Vendredi 19 octobre. — Je lis ce matin, dans Montesquieu, une peinture à grands traits des exploits de Mithridate. La grande idée qu’il donne du caractère de ce roi diminue beaucoup dans mon esprit l’impression que m’avait laissée la pièce de Racine. Décidément ces petites histoires amoureuses mêlées à la peinture d’un pareil colosse, le réduisent à la proportion d’un homme de notre temps. Quand on songe que Mithridate était une espèce de barbare, commandant à des nations féroces, on se le figure difficilement occupé d’intrigues d’intérieur. … Au reste, il faudrait relire.

— Je recule de jour en jour l’instant de mon départ.

… Ils sont aimables pour moi, et cette molle flânerie dans un lieu que j’aime me berce, et me fait reculer le moment de reprendre mon train de vie ordinaire.

Lu le matin Montesquieu, Grandeur et décadence.

Promené dans le jardin, avant déjeuner.

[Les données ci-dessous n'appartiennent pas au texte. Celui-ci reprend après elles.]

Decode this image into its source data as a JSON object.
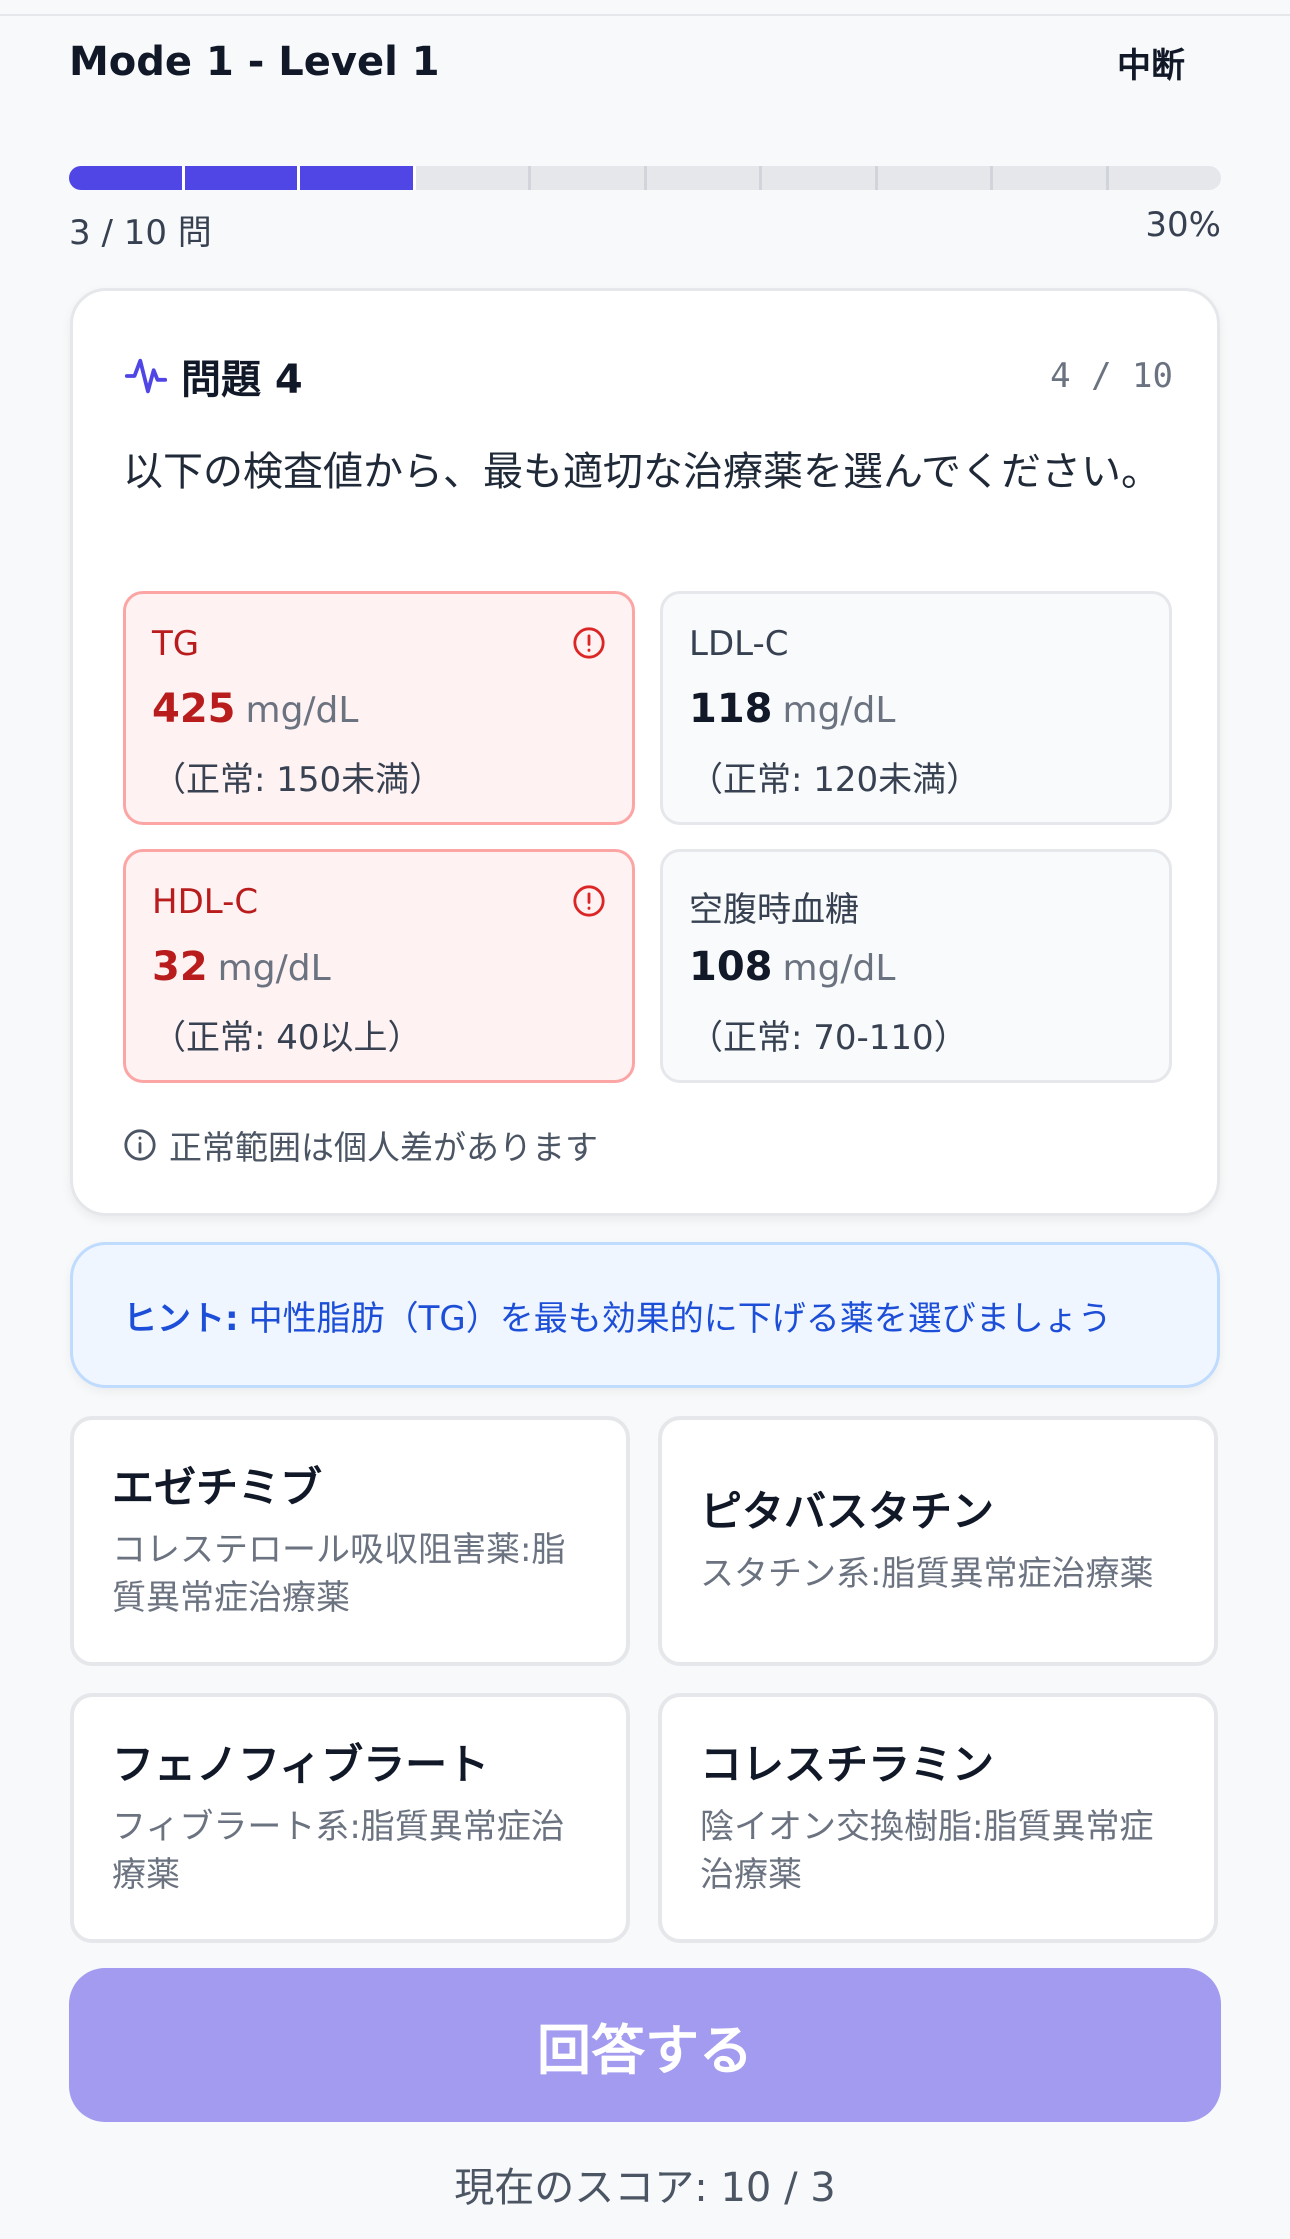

Après cela, en bateau avec la cousine et une partie des petites filles[1] ; j’étais fatigué de la course de la veille et aussi de la vie que je mène, et surtout de ces repas, de ces vins, etc.

Je me suis occupé l’après-midi à composer avec des fragments de vitraux la fenêtre que Bornot veut mettre à l’ouverture laissée dans la chapelle de la Vierge.

Le soir, plusieurs parties de billard avec la cousine, pendant que Bornot dessinait les vues qui nous ont frappés dans les falaises.

  1. M. et Mme Bornot avaient six enfants : un fils, M. Camille Bornot, et cinq filles qui en se mariant devinrent : Mmes Gavet, Lambert, Porlier, Pierre Legrand et Journé.